More than 90 percent of the nearly 12,000 deaf and hard-of-hearing babies born annually in the United States have hearing parents. Often, that baby is the first deaf person the parents have ever met, and questions abound as they enter an unfamiliar world.
California State University, Northridge’s Deaf Education and Families Project (DEAF Project) answered some of those questions at a daylong retreat on Oct. 12 at the Marlton School in Los Angeles. “Connected: Celebrating Families” presented workshops and family team-building activities designed for parents of all experience levels.
More than 220 individuals and families of deaf and hard-of-hearing children traveled from across Southern California to learn, play and network. To make the information available to as many families as possible, DEAF Project heavily subsidized the event through sponsorships and grant funding.

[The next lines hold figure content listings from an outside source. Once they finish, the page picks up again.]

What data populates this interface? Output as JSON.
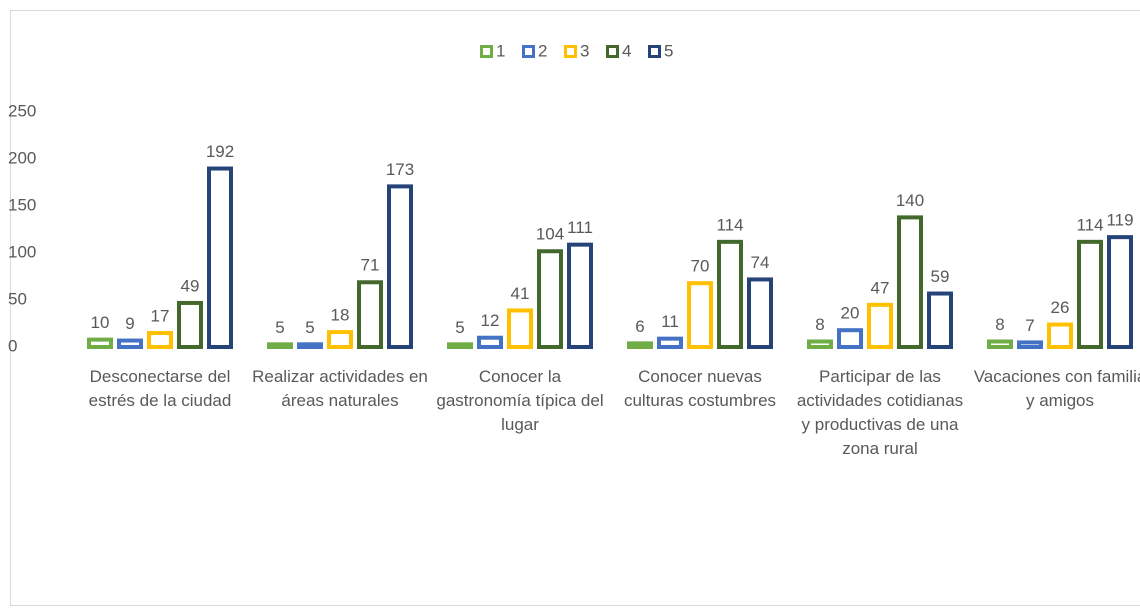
{
  "chart_data": {
    "type": "bar",
    "categories": [
      "Desconectarse del estrés de la ciudad",
      "Realizar actividades en áreas naturales",
      "Conocer la gastronomía típica del lugar",
      "Conocer nuevas culturas costumbres",
      "Participar de las actividades cotidianas y productivas de una zona rural",
      "Vacaciones con familia y amigos"
    ],
    "series": [
      {
        "name": "1",
        "color": "#70ad47",
        "values": [
          10,
          5,
          5,
          6,
          8,
          8
        ]
      },
      {
        "name": "2",
        "color": "#4472c4",
        "values": [
          9,
          5,
          12,
          11,
          20,
          7
        ]
      },
      {
        "name": "3",
        "color": "#ffc000",
        "values": [
          17,
          18,
          41,
          70,
          47,
          26
        ]
      },
      {
        "name": "4",
        "color": "#43682b",
        "values": [
          49,
          71,
          104,
          114,
          140,
          114
        ]
      },
      {
        "name": "5",
        "color": "#264478",
        "values": [
          192,
          173,
          111,
          74,
          59,
          119
        ]
      }
    ],
    "ylim": [
      0,
      250
    ],
    "yticks": [
      0,
      50,
      100,
      150,
      200,
      250
    ],
    "grid": false,
    "legend": "top"
  }
}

“We are thrilled with the turnout at our first, full-day event of this kind,” said Rachel Friedman Narr, project coordinator for DEAF Project and a professor of special education and deaf education at CSUN. “It’s inspiring to see parents from not only throughout Los Angeles, but Ventura, Riverside, San Diego, Bakersfield and Indio, all coming together in support of their deaf and hard-of-hearing children. We hope to make the Connected retreat an annual event, and we look forward to seeing these families at future DEAF Project events and activities.”

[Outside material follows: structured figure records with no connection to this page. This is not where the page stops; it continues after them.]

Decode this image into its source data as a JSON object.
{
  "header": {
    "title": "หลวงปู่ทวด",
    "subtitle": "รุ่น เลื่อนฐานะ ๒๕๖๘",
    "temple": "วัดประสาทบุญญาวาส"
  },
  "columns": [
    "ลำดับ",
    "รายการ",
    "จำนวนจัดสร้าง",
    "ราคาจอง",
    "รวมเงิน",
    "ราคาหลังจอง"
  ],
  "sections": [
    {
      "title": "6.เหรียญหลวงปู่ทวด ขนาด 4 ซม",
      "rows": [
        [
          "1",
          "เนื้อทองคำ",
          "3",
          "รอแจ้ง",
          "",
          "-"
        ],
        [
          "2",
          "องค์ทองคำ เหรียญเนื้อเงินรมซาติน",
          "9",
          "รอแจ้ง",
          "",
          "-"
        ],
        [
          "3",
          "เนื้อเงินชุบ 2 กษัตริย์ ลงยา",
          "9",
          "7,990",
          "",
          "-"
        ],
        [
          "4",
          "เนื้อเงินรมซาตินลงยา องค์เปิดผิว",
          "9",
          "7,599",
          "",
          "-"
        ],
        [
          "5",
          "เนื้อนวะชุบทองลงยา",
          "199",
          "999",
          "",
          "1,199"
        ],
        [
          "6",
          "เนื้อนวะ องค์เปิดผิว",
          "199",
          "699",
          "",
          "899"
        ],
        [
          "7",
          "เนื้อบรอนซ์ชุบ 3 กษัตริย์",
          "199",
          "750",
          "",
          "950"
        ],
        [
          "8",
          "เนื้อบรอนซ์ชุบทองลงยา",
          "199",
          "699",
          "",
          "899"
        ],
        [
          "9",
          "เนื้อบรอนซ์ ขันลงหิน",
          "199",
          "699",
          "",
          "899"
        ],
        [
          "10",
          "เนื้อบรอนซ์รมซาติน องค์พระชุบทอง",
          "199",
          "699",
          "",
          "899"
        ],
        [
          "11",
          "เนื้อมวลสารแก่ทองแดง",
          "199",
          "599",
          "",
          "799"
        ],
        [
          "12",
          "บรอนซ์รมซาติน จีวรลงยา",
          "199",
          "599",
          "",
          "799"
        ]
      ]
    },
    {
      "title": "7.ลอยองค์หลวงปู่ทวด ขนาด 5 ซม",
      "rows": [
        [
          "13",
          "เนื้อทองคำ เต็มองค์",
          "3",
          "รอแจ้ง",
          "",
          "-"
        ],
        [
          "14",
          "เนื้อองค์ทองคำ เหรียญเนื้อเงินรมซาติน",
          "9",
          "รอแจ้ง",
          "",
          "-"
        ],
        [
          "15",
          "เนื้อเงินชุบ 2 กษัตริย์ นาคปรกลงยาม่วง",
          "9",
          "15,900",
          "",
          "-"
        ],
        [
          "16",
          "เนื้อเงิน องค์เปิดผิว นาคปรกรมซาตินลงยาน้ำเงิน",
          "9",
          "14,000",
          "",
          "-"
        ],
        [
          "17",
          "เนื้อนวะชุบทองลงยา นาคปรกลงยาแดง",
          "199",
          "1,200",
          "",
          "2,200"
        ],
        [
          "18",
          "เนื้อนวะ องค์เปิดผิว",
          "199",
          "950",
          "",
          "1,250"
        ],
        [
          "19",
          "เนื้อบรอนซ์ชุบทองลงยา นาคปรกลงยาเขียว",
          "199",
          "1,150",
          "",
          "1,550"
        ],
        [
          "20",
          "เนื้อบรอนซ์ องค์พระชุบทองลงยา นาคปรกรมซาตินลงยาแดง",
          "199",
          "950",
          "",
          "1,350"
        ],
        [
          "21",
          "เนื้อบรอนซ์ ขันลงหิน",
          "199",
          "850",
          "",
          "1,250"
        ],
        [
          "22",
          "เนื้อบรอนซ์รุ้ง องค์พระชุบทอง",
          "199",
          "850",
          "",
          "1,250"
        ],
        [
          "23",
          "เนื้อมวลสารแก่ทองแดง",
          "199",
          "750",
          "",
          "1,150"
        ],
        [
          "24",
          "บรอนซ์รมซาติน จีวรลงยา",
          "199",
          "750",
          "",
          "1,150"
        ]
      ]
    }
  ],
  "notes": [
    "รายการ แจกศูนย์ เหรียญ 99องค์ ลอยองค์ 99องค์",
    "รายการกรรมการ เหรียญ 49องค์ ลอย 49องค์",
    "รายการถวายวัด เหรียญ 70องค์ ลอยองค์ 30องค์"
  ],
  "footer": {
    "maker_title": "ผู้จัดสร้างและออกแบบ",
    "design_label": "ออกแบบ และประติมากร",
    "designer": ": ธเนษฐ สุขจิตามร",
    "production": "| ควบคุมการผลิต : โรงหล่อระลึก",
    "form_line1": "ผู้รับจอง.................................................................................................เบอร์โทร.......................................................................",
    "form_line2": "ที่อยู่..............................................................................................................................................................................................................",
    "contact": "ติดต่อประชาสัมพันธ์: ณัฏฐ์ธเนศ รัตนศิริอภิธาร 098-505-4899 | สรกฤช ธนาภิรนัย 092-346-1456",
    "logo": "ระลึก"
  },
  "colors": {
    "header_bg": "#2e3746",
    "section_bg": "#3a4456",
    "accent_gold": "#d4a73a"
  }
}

One of the goals of the retreat was to encourage families to explore language inclusion and multilingualism as building blocks for solid inter-family relationships, as well as a key component of their child’s overall success.

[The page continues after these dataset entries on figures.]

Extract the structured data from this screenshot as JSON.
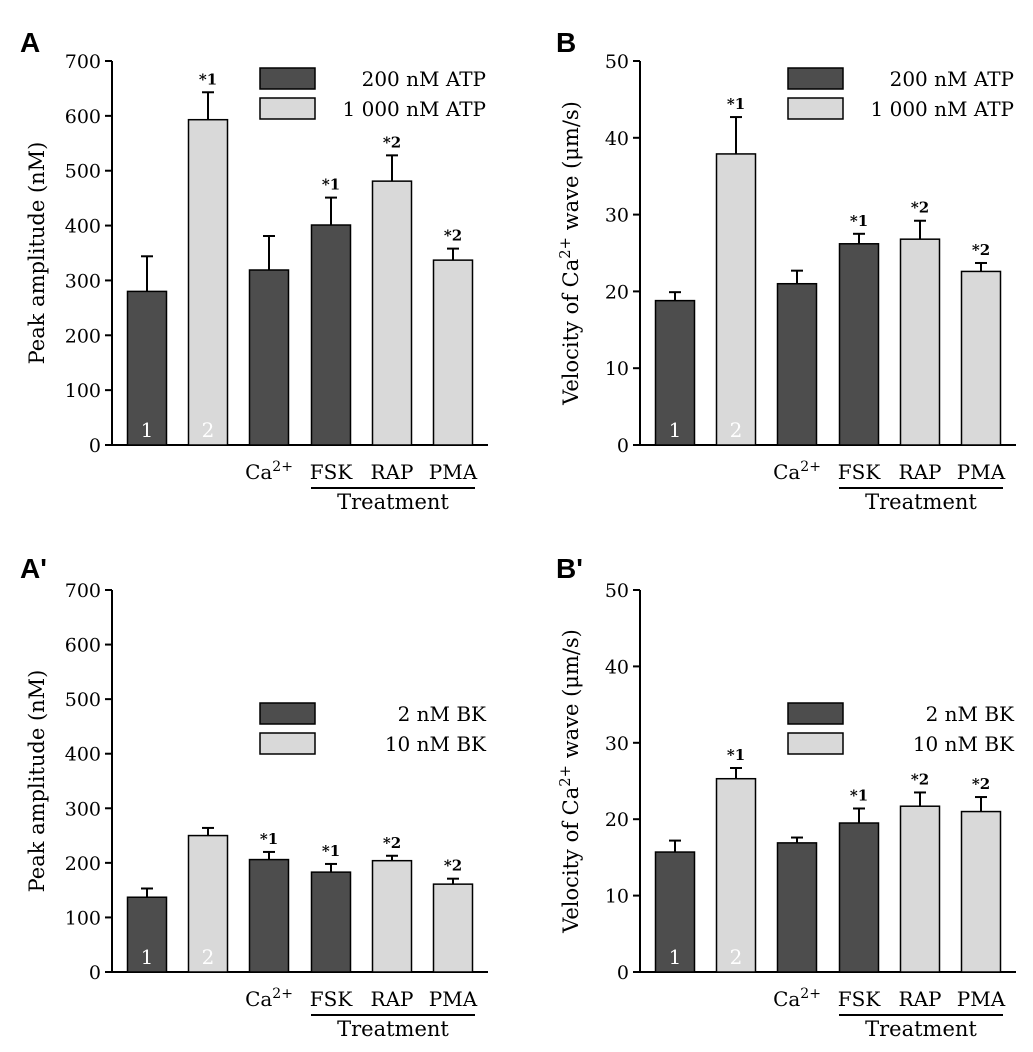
{
  "colors": {
    "dark": "#4d4d4d",
    "light": "#d9d9d9",
    "stroke": "#000000"
  },
  "chart_data": [
    {
      "panel": "A",
      "type": "bar",
      "ylabel": "Peak amplitude (nM)",
      "ylim": [
        0,
        700
      ],
      "yticks": [
        0,
        100,
        200,
        300,
        400,
        500,
        600,
        700
      ],
      "categories": [
        "",
        "",
        "Ca2+",
        "FSK",
        "RAP",
        "PMA"
      ],
      "values": [
        280,
        593,
        319,
        401,
        481,
        337
      ],
      "errors": [
        64,
        50,
        62,
        50,
        47,
        21
      ],
      "colors": [
        "dark",
        "light",
        "dark",
        "dark",
        "light",
        "light"
      ],
      "bar_labels": [
        "1",
        "2",
        "",
        "",
        "",
        ""
      ],
      "significance": [
        "",
        "*1",
        "",
        "*1",
        "*2",
        "*2"
      ],
      "group_label": "Treatment",
      "legend": [
        {
          "name": "200 nM ATP",
          "color": "dark"
        },
        {
          "name": "1 000 nM ATP",
          "color": "light"
        }
      ],
      "legend_position": "top-right"
    },
    {
      "panel": "B",
      "type": "bar",
      "ylabel": "Velocity of Ca2+ wave (μm/s)",
      "ylim": [
        0,
        50
      ],
      "yticks": [
        0,
        10,
        20,
        30,
        40,
        50
      ],
      "categories": [
        "",
        "",
        "Ca2+",
        "FSK",
        "RAP",
        "PMA"
      ],
      "values": [
        18.8,
        37.9,
        21.0,
        26.2,
        26.8,
        22.6
      ],
      "errors": [
        1.1,
        4.8,
        1.7,
        1.3,
        2.4,
        1.1
      ],
      "colors": [
        "dark",
        "light",
        "dark",
        "dark",
        "light",
        "light"
      ],
      "bar_labels": [
        "1",
        "2",
        "",
        "",
        "",
        ""
      ],
      "significance": [
        "",
        "*1",
        "",
        "*1",
        "*2",
        "*2"
      ],
      "group_label": "Treatment",
      "legend": [
        {
          "name": "200 nM ATP",
          "color": "dark"
        },
        {
          "name": "1 000 nM ATP",
          "color": "light"
        }
      ],
      "legend_position": "top-right"
    },
    {
      "panel": "A'",
      "type": "bar",
      "ylabel": "Peak amplitude (nM)",
      "ylim": [
        0,
        700
      ],
      "yticks": [
        0,
        100,
        200,
        300,
        400,
        500,
        600,
        700
      ],
      "categories": [
        "",
        "",
        "Ca2+",
        "FSK",
        "RAP",
        "PMA"
      ],
      "values": [
        137,
        250,
        206,
        183,
        204,
        161
      ],
      "errors": [
        16,
        14,
        14,
        15,
        9,
        10
      ],
      "colors": [
        "dark",
        "light",
        "dark",
        "dark",
        "light",
        "light"
      ],
      "bar_labels": [
        "1",
        "2",
        "",
        "",
        "",
        ""
      ],
      "significance": [
        "",
        "",
        "*1",
        "*1",
        "*2",
        "*2"
      ],
      "group_label": "Treatment",
      "legend": [
        {
          "name": "2 nM BK",
          "color": "dark"
        },
        {
          "name": "10 nM BK",
          "color": "light"
        }
      ],
      "legend_position": "middle-right"
    },
    {
      "panel": "B'",
      "type": "bar",
      "ylabel": "Velocity of Ca2+ wave (μm/s)",
      "ylim": [
        0,
        50
      ],
      "yticks": [
        0,
        10,
        20,
        30,
        40,
        50
      ],
      "categories": [
        "",
        "",
        "Ca2+",
        "FSK",
        "RAP",
        "PMA"
      ],
      "values": [
        15.7,
        25.3,
        16.9,
        19.5,
        21.7,
        21.0
      ],
      "errors": [
        1.5,
        1.4,
        0.7,
        1.9,
        1.8,
        1.9
      ],
      "colors": [
        "dark",
        "light",
        "dark",
        "dark",
        "light",
        "light"
      ],
      "bar_labels": [
        "1",
        "2",
        "",
        "",
        "",
        ""
      ],
      "significance": [
        "",
        "*1",
        "",
        "*1",
        "*2",
        "*2"
      ],
      "group_label": "Treatment",
      "legend": [
        {
          "name": "2 nM BK",
          "color": "dark"
        },
        {
          "name": "10 nM BK",
          "color": "light"
        }
      ],
      "legend_position": "middle-right"
    }
  ]
}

“We want parents to understand that they don’t have to choose one method of communication,” Friedman Narr said. Workshops were presented in spoken English, spoken Spanish and American Sign Language.
Highlights of the retreat were the parent-specific workshops and networking opportunities.
The “Moms Connect” workshop provided a networking space to share ideas and experiences related to raising deaf and hard-of-hearing children. The “For Dads Only!” group, led by two fathers who are deaf, addressed the importance of fathers’ roles in the lives of their children, and participants wore ear plugs at times during the workshop to simulate the deaf experience.
“I saw families from diverse linguistic and cultural backgrounds, who are all united because they have children who are deaf or hard-of-hearing,” said Nancy Grosz Sager, the deaf and hard-of-hearing consultant for the California Department of Education who attended the event.
More than 80 kids were entertained with arts and crafts, relay races, painting, play equipment and pumpkin carving in a supervised children’s program.
CSUN’s Deaf Education And Families Project supports and empowers families with deaf and hard-of-hearing children. To date, the organization has positively impacted more than 1,000 families throughout Southern California.